Dolzhanskiy A, Basch R S, Karpatkin S
Department of Pathology, New York University Medical Center, NY 10016, USA.
Blood. 1997 Jan 15;89(2):426-34.
Megakaryocyte (MK) progenitors, CD34+CD41+ cells, were isolated from human bone marrow with a purity greater than 98% and a viability of 95%, using affinity techniques with magnetic beads followed by fluorescence-activated cell sorting. These cells were incubated in synthetic media containing the cytokines thrombopoietin (TPO), interleukin-3 (IL-3), stem cell factor (SCF), and IL-6, obviating the confounding effects of serum growth factors or cytokine secretions of non-MK cells on MK maturation. MK number, MK colony-forming units (CFU-MK), and MK ploidy and phenotype were examined during 7 days in culture. TPO in serum-free cultures without any other exogenously added cytokine supported MK growth and maturation. SCF synergized with TPO to augment MK production and maturation and could partially replace it under some conditions. Both TPO and IL-3 alone increased MK number (12- and 5-fold, respectively) and CFU-MK (approximately 15-fold each). SCF alone had no effect on MK proliferation in the absence of TPO, but increased both MK number and CFU-MK by 1.5- to 2.0-fold in the presence of TPO. When combined with IL-3, SCF increased both MK number and CFU-MK by 15- to 20-fold in the absence of TPO. In the presence of TPO, the combination of IL-3 and SCF produced only modest increases (1.5- to 2.0-fold) in both MK number and CFU-MK. The proportion of polyploid MK increased greater than fivefold in the presence of TPO. SCF had little effect on MK ploidy in the presence of TPO, but enhanced ploidy twofold to threefold in the absence of TPO. IL-3 alone never increased the level of polyploidization. Rather, it consistently inhibited TPO- and SCF-induced polyploidization of MK. This inhibition was observed in cultures with or without SCF or IL-6. Although IL-3 also supported the proliferation of CD41+ cells and CFU-MK production, the cells that developed under the influence of IL-3 were phenotypically unusual (CD41dim, CD42dim) and of relatively low ploidy. Mature MK were not produced. When added with TPO, IL-3 suppressed polyploidization. Therefore, TPO stimulates MK growth and maturation, whereas IL-3 stimulates growth without maturation and may serve to conserve the immature MK compartment.
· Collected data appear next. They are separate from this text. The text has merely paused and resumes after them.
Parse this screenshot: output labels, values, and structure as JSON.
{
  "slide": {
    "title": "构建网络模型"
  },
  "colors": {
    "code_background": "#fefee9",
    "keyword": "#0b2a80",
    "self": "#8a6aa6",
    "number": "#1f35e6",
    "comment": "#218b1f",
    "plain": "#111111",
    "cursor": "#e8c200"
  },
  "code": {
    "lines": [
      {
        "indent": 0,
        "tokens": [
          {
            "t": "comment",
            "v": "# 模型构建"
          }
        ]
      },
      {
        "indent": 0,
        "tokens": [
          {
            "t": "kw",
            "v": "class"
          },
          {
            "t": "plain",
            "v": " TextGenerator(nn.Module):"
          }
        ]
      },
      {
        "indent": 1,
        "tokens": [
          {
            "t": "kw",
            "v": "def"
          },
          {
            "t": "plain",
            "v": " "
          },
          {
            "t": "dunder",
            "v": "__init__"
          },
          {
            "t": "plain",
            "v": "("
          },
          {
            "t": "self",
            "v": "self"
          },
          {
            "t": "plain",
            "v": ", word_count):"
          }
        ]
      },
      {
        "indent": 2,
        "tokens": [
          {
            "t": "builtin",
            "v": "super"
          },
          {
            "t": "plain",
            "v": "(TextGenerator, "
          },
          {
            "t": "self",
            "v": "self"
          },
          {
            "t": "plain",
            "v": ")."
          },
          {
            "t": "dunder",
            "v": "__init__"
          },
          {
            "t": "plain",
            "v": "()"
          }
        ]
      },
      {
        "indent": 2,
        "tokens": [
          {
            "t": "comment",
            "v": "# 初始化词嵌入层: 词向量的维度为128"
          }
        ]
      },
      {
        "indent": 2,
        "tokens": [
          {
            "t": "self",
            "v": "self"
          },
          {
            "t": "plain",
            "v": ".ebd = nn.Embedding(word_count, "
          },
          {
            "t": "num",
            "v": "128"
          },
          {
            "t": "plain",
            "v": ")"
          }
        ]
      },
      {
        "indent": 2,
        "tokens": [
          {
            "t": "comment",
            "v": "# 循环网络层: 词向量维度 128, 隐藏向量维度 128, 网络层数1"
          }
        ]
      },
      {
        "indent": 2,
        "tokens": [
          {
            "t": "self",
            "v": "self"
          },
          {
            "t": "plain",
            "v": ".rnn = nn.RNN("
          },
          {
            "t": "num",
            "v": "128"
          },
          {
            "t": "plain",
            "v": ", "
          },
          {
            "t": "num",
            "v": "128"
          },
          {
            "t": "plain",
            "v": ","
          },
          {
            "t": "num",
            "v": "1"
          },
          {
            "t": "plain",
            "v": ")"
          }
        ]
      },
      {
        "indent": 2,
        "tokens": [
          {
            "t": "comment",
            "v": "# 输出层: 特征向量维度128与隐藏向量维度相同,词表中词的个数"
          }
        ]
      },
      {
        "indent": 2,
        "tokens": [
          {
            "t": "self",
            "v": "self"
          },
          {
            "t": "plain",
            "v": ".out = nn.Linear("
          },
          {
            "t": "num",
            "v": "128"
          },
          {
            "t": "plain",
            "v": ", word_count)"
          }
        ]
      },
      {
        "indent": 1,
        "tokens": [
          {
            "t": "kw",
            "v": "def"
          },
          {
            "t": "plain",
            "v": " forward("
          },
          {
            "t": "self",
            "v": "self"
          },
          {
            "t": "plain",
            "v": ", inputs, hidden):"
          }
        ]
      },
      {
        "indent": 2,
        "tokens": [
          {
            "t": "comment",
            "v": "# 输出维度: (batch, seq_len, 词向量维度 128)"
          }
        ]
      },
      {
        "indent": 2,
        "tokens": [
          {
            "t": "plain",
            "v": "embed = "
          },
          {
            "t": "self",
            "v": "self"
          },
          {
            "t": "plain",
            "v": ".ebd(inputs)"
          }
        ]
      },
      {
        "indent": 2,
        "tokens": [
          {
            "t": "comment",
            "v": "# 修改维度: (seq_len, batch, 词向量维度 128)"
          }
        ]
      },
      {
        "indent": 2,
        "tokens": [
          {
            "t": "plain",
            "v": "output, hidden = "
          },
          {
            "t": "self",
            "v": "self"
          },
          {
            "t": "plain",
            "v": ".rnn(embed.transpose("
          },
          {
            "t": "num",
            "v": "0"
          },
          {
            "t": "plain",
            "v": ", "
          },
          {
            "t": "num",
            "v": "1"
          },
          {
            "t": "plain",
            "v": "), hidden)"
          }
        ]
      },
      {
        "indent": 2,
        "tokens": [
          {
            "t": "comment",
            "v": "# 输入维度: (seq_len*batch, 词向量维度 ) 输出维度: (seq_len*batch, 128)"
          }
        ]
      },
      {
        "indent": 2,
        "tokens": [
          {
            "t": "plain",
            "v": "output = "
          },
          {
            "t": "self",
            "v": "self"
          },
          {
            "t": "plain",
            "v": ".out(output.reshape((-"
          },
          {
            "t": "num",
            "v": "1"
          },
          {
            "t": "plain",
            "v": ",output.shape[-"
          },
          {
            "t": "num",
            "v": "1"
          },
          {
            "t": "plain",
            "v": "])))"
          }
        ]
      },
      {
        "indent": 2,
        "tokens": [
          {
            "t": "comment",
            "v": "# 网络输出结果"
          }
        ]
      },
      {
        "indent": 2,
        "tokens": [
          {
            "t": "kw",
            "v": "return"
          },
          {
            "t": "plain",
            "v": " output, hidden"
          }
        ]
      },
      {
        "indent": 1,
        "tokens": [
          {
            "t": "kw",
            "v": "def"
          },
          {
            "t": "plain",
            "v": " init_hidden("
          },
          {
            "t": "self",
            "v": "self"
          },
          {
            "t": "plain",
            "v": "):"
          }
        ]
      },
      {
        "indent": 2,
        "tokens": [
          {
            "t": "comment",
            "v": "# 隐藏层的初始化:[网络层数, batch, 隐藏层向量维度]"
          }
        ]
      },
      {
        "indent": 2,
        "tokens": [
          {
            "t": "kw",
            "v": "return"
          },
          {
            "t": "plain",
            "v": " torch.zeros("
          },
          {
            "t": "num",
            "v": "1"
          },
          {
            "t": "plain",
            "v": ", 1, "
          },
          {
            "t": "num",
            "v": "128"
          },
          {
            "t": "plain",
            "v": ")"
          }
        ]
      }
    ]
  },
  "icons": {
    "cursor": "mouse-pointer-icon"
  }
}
使用磁珠亲和技术结合荧光激活细胞分选,从人骨髓中分离出巨核细胞(MK)祖细胞,即CD34+CD41+细胞,其纯度大于98%,活力为95%。将这些细胞在含有细胞因子血小板生成素(TPO)、白细胞介素-3(IL-3)、干细胞因子(SCF)和IL-6的合成培养基中培养,避免了血清生长因子或非MK细胞的细胞因子分泌对MK成熟的混杂影响。在培养的7天内检测MK数量、MK集落形成单位(CFU-MK)以及MK的倍性和表型。在无任何其他外源性添加细胞因子的无血清培养中,TPO支持MK的生长和成熟。SCF与TPO协同作用以增加MK的产生和成熟,并且在某些条件下可以部分替代TPO。单独的TPO和IL-3均可增加MK数量(分别增加12倍和5倍)和CFU-MK(各自约增加15倍)。在无TPO时,单独的SCF对MK增殖无影响,但在有TPO时可使MK数量和CFU-MK增加1.5至2.0倍。与IL-3联合时,在无TPO的情况下,SCF可使MK数量和CFU-MK增加15至20倍。在有TPO时,IL-3和SCF的联合仅使MK数量和CFU-MK有适度增加(1.5至2.0倍)。在有TPO时,多倍体MK的比例增加超过五倍。在有TPO时,SCF对MK倍性影响较小,但在无TPO时可使倍性增加两倍至三倍。单独的IL-3从未增加多倍体化水平。相反,它始终抑制TPO和SCF诱导的MK多倍体化。在有或无SCF或IL-6的培养中均观察到这种抑制作用。尽管IL-3也支持CD41+细胞的增殖和CFU-MK的产生,但在IL-3影响下发育的细胞在表型上不寻常(CD41dim,CD42dim)且倍性相对较低,未产生成熟的MK。当与TPO一起添加时,IL-3抑制多倍体化。因此,TPO刺激MK生长和成熟,而IL-3刺激生长但不促进成熟,可能有助于维持未成熟的MK区室。